At this stage, you should consider making a so-called “day in the life” video that depicts the challenges that your client will continue to face using the material generated from the outset of your representation. These are admissible, and highly effective, as demonstrative evidence to support the live testimony regarding how your client’s life has been permanently altered by the injury, and are invaluable in settlement discussions and mediation. For example, video of a blind client’s struggles with mobility; a brain-injured client’s difficulties with communication; a spinal cord injured client’s challenges with ambulation and/or wheelchair use; or an amputee’s use of prostheses will be more effective than testimony alone.
Although often counterproductive in routine personal injury cases, loss of consortium claims in catastrophic injury cases typically have significant value when properly presented and should be worked up with the same attention and care as the underlying injury case.
In summary, all of your efforts from the first day should be narrowly focused on preparing to try the case and how most effectively to present it to a jury.
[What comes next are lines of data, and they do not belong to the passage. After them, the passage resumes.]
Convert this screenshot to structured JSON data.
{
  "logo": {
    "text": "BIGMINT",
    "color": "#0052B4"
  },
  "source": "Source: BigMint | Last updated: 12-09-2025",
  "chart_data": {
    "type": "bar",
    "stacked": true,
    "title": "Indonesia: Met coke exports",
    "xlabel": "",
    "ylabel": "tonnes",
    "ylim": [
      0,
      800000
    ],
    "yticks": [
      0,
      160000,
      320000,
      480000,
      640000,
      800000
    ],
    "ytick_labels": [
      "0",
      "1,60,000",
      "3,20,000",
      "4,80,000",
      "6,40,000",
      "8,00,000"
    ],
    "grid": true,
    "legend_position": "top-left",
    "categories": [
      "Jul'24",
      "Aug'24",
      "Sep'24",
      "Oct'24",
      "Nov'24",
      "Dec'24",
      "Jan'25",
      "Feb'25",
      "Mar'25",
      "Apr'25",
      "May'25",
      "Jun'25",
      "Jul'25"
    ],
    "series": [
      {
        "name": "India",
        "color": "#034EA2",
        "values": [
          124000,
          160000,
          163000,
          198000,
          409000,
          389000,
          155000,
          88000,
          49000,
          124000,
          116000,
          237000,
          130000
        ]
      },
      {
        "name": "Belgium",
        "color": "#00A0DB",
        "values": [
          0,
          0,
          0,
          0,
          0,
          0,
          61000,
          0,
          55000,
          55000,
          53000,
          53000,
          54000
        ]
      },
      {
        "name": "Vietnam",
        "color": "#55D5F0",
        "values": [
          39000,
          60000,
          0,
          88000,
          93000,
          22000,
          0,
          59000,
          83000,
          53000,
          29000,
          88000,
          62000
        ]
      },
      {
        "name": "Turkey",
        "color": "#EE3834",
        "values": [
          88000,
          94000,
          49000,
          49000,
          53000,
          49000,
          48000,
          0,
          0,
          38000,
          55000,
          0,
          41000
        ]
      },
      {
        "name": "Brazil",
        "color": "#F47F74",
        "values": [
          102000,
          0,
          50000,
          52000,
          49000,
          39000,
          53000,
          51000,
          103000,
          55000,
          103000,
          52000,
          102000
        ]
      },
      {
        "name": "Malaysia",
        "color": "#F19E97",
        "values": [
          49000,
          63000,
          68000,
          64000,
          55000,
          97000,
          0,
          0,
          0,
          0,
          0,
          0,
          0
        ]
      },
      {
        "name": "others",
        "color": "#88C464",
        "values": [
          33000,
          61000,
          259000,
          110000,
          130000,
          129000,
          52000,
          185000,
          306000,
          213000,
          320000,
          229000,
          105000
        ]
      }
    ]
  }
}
The familiar trial lawyers’ adage that says “work a case up for settlement and you will end up trying it; work it up for trial and you will end up settling it” is never more true than in the catastrophic injury case. While trial may be necessary to obtain the compensation your client deserves, as the adage suggests, your thorough preparations will maximize the possibility of settlement by getting you ready for trial, thereby allowing you to force the attorney and/or adjuster on the other side to confront the ultimate question of how a jury will respond to the evidence you will present.
Most importantly, we can never lose sight of how much is at stake for our catastrophically injured clients and our ability to impact and improve their lives.